Wednesday, January 20, 2010

When SQL "Like" clause will use your indexes?

I had to run a search query over a varchar column in a MySQL table that have over 8  million rows, that column had a full text index created for it.

The query went fine when i was querying that table and using "=" to filter values of that column , but when i changed from "=" to "LIKE"  , things got changed.

I was using wildcards (%) to get all possible results , the "WHERE" clause was "WHERE myColumn LIKE '%abc%' "

Running this query , it took 10x of the time needed to execute the query when it was "WHERE myColumn='abc'"

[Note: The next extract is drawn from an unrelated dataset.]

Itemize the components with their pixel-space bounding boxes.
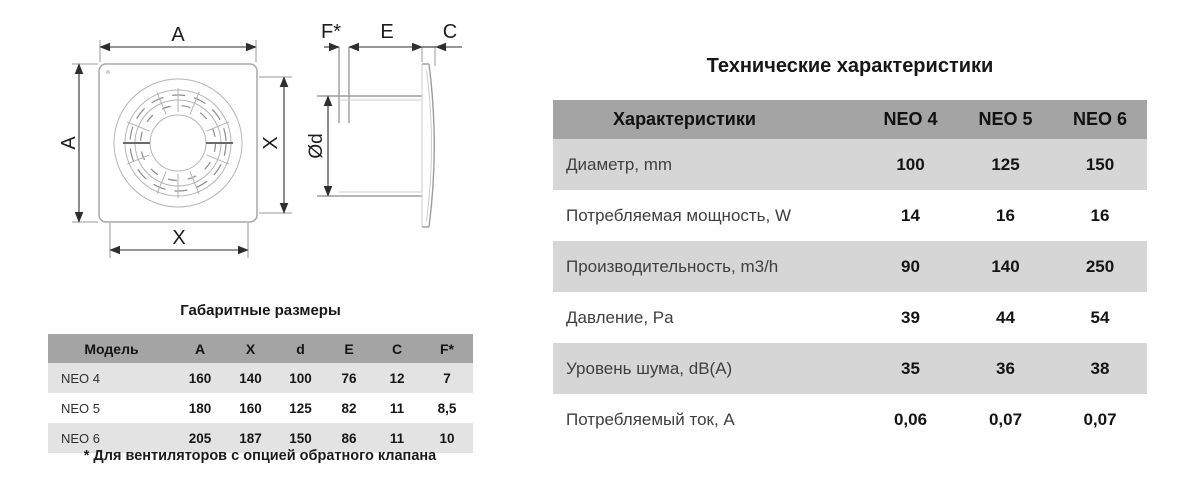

The reason here is that , when "=" was used , the MySQL used the full-text index to search for the value i want, but with wildcards , i killed any chance to use an index, and MySQL chosen to scan the table to get my query results.

So what can be done to speed this query? The answer is tune your "Like" clause or to be more specific tune the wildcards placement to give MySQL more chances to use an index.

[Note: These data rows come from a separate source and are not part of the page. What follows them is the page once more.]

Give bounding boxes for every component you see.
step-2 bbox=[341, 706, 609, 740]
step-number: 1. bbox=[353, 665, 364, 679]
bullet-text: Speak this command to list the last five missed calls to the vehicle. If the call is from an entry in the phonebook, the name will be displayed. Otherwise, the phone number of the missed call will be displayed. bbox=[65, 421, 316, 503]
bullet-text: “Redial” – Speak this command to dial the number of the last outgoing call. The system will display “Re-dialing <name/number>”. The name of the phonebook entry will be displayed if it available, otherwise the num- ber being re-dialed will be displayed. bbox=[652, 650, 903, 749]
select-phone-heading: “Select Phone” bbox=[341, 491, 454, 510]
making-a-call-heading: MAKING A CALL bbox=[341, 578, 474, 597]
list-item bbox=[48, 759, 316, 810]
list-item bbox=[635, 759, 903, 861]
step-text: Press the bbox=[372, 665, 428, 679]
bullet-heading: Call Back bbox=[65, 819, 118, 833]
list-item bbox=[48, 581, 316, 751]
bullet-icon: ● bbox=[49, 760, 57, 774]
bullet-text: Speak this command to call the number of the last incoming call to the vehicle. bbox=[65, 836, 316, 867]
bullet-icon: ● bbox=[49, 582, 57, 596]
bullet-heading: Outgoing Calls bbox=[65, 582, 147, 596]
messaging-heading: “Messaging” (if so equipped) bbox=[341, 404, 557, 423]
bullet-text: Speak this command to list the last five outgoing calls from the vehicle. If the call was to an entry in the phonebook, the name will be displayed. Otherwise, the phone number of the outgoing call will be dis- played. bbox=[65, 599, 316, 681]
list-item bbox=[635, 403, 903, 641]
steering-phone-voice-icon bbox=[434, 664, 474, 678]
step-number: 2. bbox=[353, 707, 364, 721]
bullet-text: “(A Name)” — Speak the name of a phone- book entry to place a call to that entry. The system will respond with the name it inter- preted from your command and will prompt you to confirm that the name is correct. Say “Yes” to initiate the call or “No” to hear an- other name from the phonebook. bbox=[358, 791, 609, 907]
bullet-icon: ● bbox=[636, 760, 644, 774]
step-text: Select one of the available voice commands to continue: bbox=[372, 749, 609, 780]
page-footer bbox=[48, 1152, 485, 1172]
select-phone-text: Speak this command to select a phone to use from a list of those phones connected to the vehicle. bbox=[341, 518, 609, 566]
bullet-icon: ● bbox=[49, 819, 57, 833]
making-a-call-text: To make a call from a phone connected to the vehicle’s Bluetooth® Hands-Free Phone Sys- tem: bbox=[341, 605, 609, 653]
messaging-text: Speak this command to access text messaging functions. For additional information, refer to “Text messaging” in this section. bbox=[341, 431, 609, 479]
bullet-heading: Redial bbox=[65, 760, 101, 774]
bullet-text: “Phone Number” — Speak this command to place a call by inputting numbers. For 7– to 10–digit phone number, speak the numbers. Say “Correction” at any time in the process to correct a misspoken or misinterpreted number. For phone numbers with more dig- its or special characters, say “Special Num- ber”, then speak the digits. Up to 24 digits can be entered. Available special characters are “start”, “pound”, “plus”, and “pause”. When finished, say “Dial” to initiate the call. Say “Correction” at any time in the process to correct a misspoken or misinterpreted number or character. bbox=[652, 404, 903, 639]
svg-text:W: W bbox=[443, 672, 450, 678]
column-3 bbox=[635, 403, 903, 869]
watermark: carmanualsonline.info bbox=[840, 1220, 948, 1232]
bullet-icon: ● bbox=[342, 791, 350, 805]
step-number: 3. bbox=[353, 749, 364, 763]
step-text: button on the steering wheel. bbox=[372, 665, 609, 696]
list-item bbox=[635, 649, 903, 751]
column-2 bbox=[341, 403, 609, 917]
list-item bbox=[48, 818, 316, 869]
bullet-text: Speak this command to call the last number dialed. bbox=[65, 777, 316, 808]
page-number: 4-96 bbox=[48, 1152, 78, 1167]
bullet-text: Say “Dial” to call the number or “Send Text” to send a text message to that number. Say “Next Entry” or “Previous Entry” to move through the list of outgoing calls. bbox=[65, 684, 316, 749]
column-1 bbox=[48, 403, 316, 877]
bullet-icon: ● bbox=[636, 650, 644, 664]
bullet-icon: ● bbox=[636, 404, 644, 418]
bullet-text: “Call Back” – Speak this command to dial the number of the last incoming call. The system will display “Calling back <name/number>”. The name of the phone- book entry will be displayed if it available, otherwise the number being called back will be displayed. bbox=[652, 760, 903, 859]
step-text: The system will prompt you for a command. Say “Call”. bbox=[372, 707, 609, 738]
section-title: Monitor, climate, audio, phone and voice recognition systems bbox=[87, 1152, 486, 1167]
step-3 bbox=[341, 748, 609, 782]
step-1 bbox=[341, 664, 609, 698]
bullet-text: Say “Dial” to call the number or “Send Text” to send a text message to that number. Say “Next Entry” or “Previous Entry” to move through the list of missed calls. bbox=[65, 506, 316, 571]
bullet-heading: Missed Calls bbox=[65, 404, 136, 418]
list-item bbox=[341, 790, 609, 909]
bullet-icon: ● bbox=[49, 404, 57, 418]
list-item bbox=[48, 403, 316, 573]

In my case the tunning i did was removing the wildcard at the beginning, so the "WHERE" clause became " WHERE myColumn LIKE 'abc%' ".

Running this query it gave  me results in almost even if not less than the time it took to execute the query with "=". Why ?
Because when we removed the starting wildcard, MySQL used the index we have which is mostly a B-Tree index to execute the query.

But what if you really want to have the wildcard as the beginning ("WHERE" clause became " WHERE myColumn LIKE '%abc' ")

Running this query will get us to the same query execution time problem, because we killed the chance to use our full-text index.

So how to fix it? if we were on Oracle, we would use a Reverse Key Index , but we are on MySQL now.

The solution is a little hack to the query that makes use of the MySQL "Reverse()" function, first you will use this function to store your strings, then you will use in your query.
So assuming you have already stored strings after applying "reverse()" to each value, and have the full-text index created in that column , you can use wildcard in the beginning with "LIKE" clause like this
" WHERE myColumn LIKE REVERSE('%abc); "

And thats it.


Anonymous said...

What a useless post. Using reverse then removing the wildcard from the "end" of the query denies you the freedom of searching from the string within a string.

There is no tweak or use of indexes when a keyword is wrapped in wildcards. The only answer is to use Full Text Search.